En l’espèce, l’affaire concernait le secteur des crèches. Ce secteur a pour particularité d’être règlementé par le Code de la Santé publique et de suivre deux régimes distincts selon les capacités d’accueil des jeunes enfants d’une crèche. Ainsi  les crèches n’accueillant que 10 enfants ou moins bénéficient de règles plus souples que les autres crèches avec un capacité d’accueil plus importante.

Dans l’affaire qui nous intéresse, une organisation avait reçu les autorisations administratives pour l’exploitation de trois micro-crèches.

Cependant, l’activité de ces trois micro-crèches était au même endroit et le personnel était commun.

Cet état de fait a conduit une société concurrente de ces micro-crèches à les assigner en concurrence déloyale pour avoir scindé artificiellement les crèches afin de bénéficier de règles plus souples alors qu’en réalité un seul établissement accueillait les 30 enfants.

Après une première décision[2] ayant débouté la société concurrente de ses demandes en condamnation des trois crèches, la Cour d’appel a infirmé le jugement[3].

Pour ce faire, la Cour d’appel retient que le projet initial de la société exploitant distinctement plusieurs crèches était de n’en ouvrir qu’une et prévoyait une capacité de 35 enfants.

La Cour a donc accueilli les moyens de la société appelante et énoncé que le fait de contourner la réglementation plaçait les sociétés exploitant les micro-crèches « nécessairement dans une situation anormalement favorable » et perturbait le marché en occasionnant « une rupture d’égalité entre leurs agents ».

Elle a ainsi retenu que ces agissements étaient qualifiables d’actes de concurrence déloyale ouvrant droit à réparation de la société concurrente à l’origine de l’action judiciaire.

Cette solution n’est pas nouvelle… 

Il ressort de la jurisprudence la qualification d’actes de concurrence déloyale par un opérateur économique au préjudice d’un concurrent consécutifs à des activités non conformes aux dispositions réglementant le secteur dans lequel ils exerçaient.

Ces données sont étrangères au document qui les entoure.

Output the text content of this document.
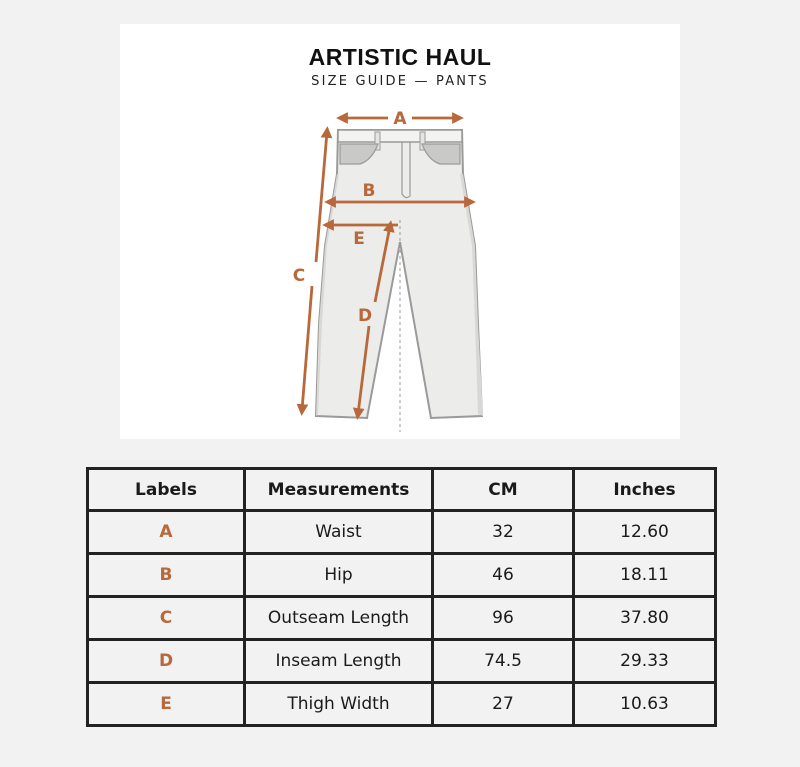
ARTISTIC HAUL
SIZE GUIDE — PANTS
A
B
E
C
D
Labels	Measurements	CM	Inches
A	Waist	32	12.60
B	Hip	46	18.11
C	Outseam Length	96	37.80
D	Inseam Length	74.5	29.33
E	Thigh Width	27	10.63
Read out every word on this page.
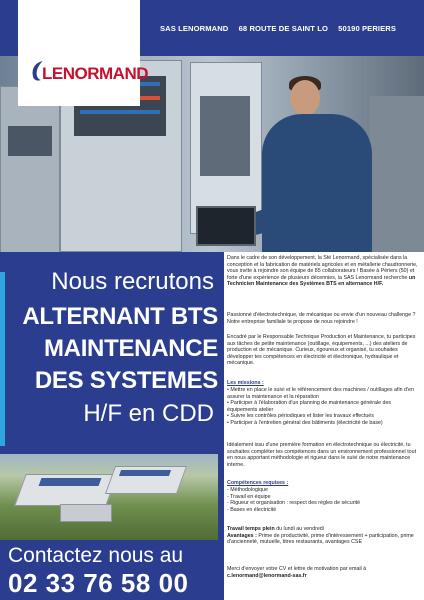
SAS LENORMAND 68 ROUTE DE SAINT LO 50190 PERIERS
LENORMAND
Nous recrutons
ALTERNANT BTS
MAINTENANCE
DES SYSTEMES
H/F en CDD
Contactez nous au
02 33 76 58 00
Dans le cadre de son développement, la Sté Lenormand, spécialisée dans la conception et la fabrication de matériels agricoles et en métallerie chaudronnerie, vous invite à rejoindre son équipe de 85 collaborateurs ! Basée à Périers (50) et forte d'une expérience de plusieurs décennies, la SAS Lenormand recherche un Technicien Maintenance des Systèmes BTS en alternance H/F.
Passionné d'électrotechnique, de mécanique ou envie d'un nouveau challenge ? Notre entreprise familiale te propose de nous rejoindre !
Encadré par le Responsable Technique Production et Maintenance, tu participes aux tâches de petite maintenance (outillage, équipements, ...) des ateliers de production et de mécanique. Curieux, rigoureux et organisé, tu souhaites développer tes compétences en électricité et électronique, hydraulique et mécanique.
Les missions :
• Mettre en place le suivi et le référencement des machines / outillages afin d'en assurer la maintenance et la réparation
• Participer à l'élaboration d'un planning de maintenance générale des équipements atelier
• Suivre les contrôles périodiques et lister les travaux effectués
• Participer à l'entretien général des bâtiments (électricité de base)
Idéalement issu d'une première formation en électrotechnique ou électricité, tu souhaites compléter tes compétences dans un environnement professionnel tout en nous apportant méthodologie et rigueur dans le suivi de notre maintenance interne.
Compétences requises :
- Méthodologique
- Travail en équipe
- Rigueur et organisation : respect des règles de sécurité
- Bases en électricité
Travail temps plein du lundi au vendredi
Avantages : Prime de productivité, prime d'intéressement + participation, prime d'ancienneté, mutuelle, titres restaurants, avantages CSE
Merci d'envoyer votre CV et lettre de motivation par email à c.lenormand@lenormand-sas.fr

A titre d’exemples, nous vous renvoyons à la lecture de :

  • l’affaire des transports publics du sud de la France[4] où une entreprise menait illégalement une activité de transport public, ce qui avait mené pour l’entreprise chargée des messageries et désignée par l’administration à un manque à gagner.
  • et plus récemment, de l’affaire des fabricants de cristal. Dans cette affaire, la société Cristallerie de Montbronn avait assigné la société Cristal de Paris[5] en réparation du préjudice résultant d’une pratique commerciale trompeuse pour le consommateur, lui conférant un avantage concurrentiel indu. La région mosellane, où sont fixées ces deux entreprises est connue pour la fabrication d’objets en cristal. Le marché de ce type de produits est très concentré, la concurrence entre le peu d’opérateurs présents sur ce marché est importante. La société Cristal de Paris vendait des produits labellisés « Made in France » alors qu’ils étaient fabriqués en Chine et au sein d’autres pays européens. Reconnue auteure d’actes de concurrence déloyale pour les raisons invoquées, la Cour de cassation avait rejeté le pourvoi formé par cette société contre la décision d’appel[6] confirmant sa condamnation[7] au versement de la somme de 300.000 euros à la Cristallerie de Montbronn qui, non seulement respectait les règles applicables à la labellisation d’un produit « Made in France », mais qui, pour les respecter, employait une main d’œuvre bien plus conséquente, ce qui l’engageait à de plus grands frais que sa concurrente.

Mais n’est pas suivie par la Cour de cassation !

 

Dans l’affaire des crèches, la Cour de cassation n’a en effet pas suivi la Cour d’appel et infirmé sa décision au motif que pour rendre sa décision, la Cour d’appel n’avait pas suffisamment motivé la raison pour laquelle, malgré les autorisations administratives qui avaient été délivrées aux trois micro-crèches, l’exploitation de trois crèches distinctes était fautive et donc constitutive d’actes de concurrence déloyale.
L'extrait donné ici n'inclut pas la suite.